Platforms are also likely to become more content-driven, resembling your Instagram feed more and more, getting restaurants to create videos, stories and so on. “We’re building a platform where restaurants could bring engaging stories for their users, that they may not otherwise be able to share,” says Gupta of Zomato. “We’re definitely ramping that up to add more innovations to this vertical.”

Uber Eats is not only working on becoming more content-driven, but also on product developments such that it quickly learns how you operate and can become ingrained into your daily routine. “We want to find ways to integrate the rides experience and the Eats experience,” says Stephen Chau, senior director and global head of product–Uber Eats. “So if you take an Uber to work every morning and order breakfast around the same time, can we integrate the services such that your pre-ordered breakfast is waiting for you in the car?”

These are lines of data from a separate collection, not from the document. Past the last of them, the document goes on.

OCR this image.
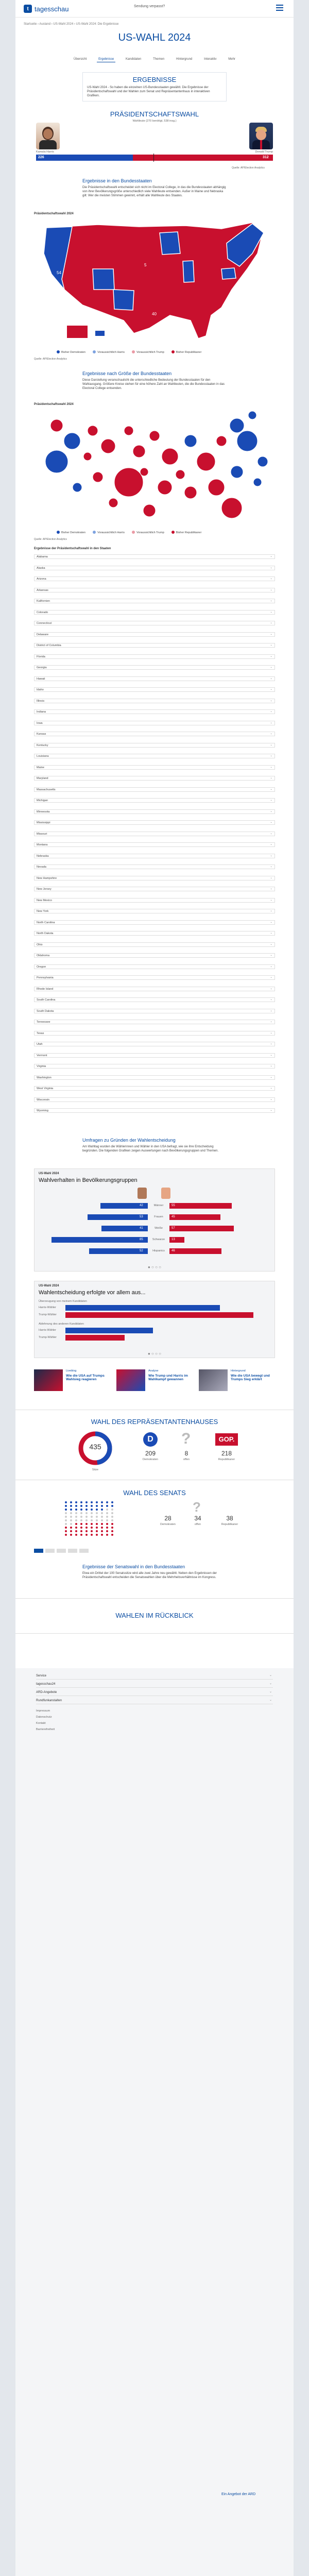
t tagesschau	Sendung verpasst?
Startseite › Ausland › US-Wahl 2024 › US-Wahl 2024: Die Ergebnisse
US-WAHL 2024
Übersicht	Ergebnisse	Kandidaten	Themen	Hintergrund	Interaktiv	Mehr
ERGEBNISSE
US-Wahl 2024 - So haben die einzelnen US-Bundesstaaten gewählt. Die Ergebnisse der Präsidentschaftswahl und der Wahlen zum Senat und Repräsentantenhaus in interaktiven Grafiken.
PRÄSIDENTSCHAFTSWAHL
Wahlleute (270 benötigt, 538 insg.)
Kamala Harris	Donald Trump
226	312
Quelle: AP/Election Analytics
Ergebnisse in den Bundesstaaten
Die Präsidentschaftswahl entscheidet sich nicht im Electoral College, in das die Bundesstaaten abhängig von ihrer Bevölkerungsgröße unterschiedlich viele Wahlleute entsenden. Außer in Maine und Nebraska gilt: Wer die meisten Stimmen gewinnt, erhält alle Wahlleute des Staates.
Präsidentschaftswahl 2024
5
40
54
Bisher Demokraten	Voraussichtlich Harris	Voraussichtlich Trump	Bisher Republikaner
Quelle: AP/Election Analytics
Ergebnisse nach Größe der Bundesstaaten
Diese Darstellung veranschaulicht die unterschiedliche Bedeutung der Bundesstaaten für den Wahlausgang. Größere Kreise stehen für eine höhere Zahl an Wahlleuten, die die Bundesstaaten in das Electoral College entsenden.
Präsidentschaftswahl 2024
Bisher Demokraten	Voraussichtlich Harris	Voraussichtlich Trump	Bisher Republikaner
Quelle: AP/Election Analytics
Ergebnisse der Präsidentschaftswahl in den Staaten
Alabama ⌄
Alaska ⌄
Arizona ⌄
Arkansas ⌄
Kalifornien ⌄
Colorado ⌄
Connecticut ⌄
Delaware ⌄
District of Columbia ⌄
Florida ⌄
Georgia ⌄
Hawaii ⌄
Idaho ⌄
Illinois ⌄
Indiana ⌄
Iowa ⌄
Kansas ⌄
Kentucky ⌄
Louisiana ⌄
Maine ⌄
Maryland ⌄
Massachusetts ⌄
Michigan ⌄
Minnesota ⌄
Mississippi ⌄
Missouri ⌄
Montana ⌄
Nebraska ⌄
Nevada ⌄
New Hampshire ⌄
New Jersey ⌄
New Mexico ⌄
New York ⌄
North Carolina ⌄
North Dakota ⌄
Ohio ⌄
Oklahoma ⌄
Oregon ⌄
Pennsylvania ⌄
Rhode Island ⌄
South Carolina ⌄
South Dakota ⌄
Tennessee ⌄
Texas ⌄
Utah ⌄
Vermont ⌄
Virginia ⌄
Washington ⌄
West Virginia ⌄
Wisconsin ⌄
Wyoming ⌄
Umfragen zu Gründen der Wahlentscheidung
Am Wahltag wurden die Wählerinnen und Wähler in den USA befragt, wie sie ihre Entscheidung begründen. Die folgenden Grafiken zeigen Auswertungen nach Bevölkerungsgruppen und Themen.
US-Wahl 2024
Wahlverhalten in Bevölkerungsgruppen
● ○ ○ ○
Männer
42	55
Frauen
53	45
Weiße
41	57
Schwarze
85	13
Hispanics
52	46
US-Wahl 2024
Wahlentscheidung erfolgte vor allem aus...
Überzeugung von meinem Kandidaten
Ablehnung des anderen Kandidaten
● ○ ○ ○
Harris-Wähler
Trump-Wähler
Harris-Wähler
Trump-Wähler
Liveblog
Wie die USA auf Trumps Wahlsieg reagieren
Analyse
Wie Trump und Harris im Wahlkampf gewannen
Hintergrund
Wie die USA bewegt und Trumps Sieg erklärt
WAHL DES REPRÄSENTANTENHAUSES
435
Sitze
D
209
Demokraten
?
8
offen
GOP.
218
Republikaner
WAHL DES SENATS
28
Demokraten
?
34
offen
38
Republikaner
Ergebnisse der Senatswahl in den Bundesstaaten
Etwa ein Drittel der 100 Senatssitze wird alle zwei Jahre neu gewählt. Neben den Ergebnissen der Präsidentschaftswahl entscheiden die Senatswahlen über die Mehrheitsverhältnisse im Kongress.
WAHLEN IM RÜCKBLICK
Service ⌄
tagesschau24 ⌄
ARD-Angebote ⌄
Rundfunkanstalten ⌄
Impressum
Datenschutz
Kontakt
Barrierefreiheit
Ein Angebot der ARD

Uber Eats has begun to pilot drone delivery in San Diego. “We have no plans to launch that anywhere else yet, but we do think that over time, especially in congested cities in Asia, there is an opportunity to leverage that,” says Raj Beri, head of Uber Eats–APAC. “It will create a magical experience and over time, lead to a sustainable solution.”

“Drone delivery will depend on the business use case,” says Sunder of Swiggy. “But electric delivery is likely to become a reality soon. But being in the technology world means that any prediction you make is likely to be wrong,” he says with a laugh.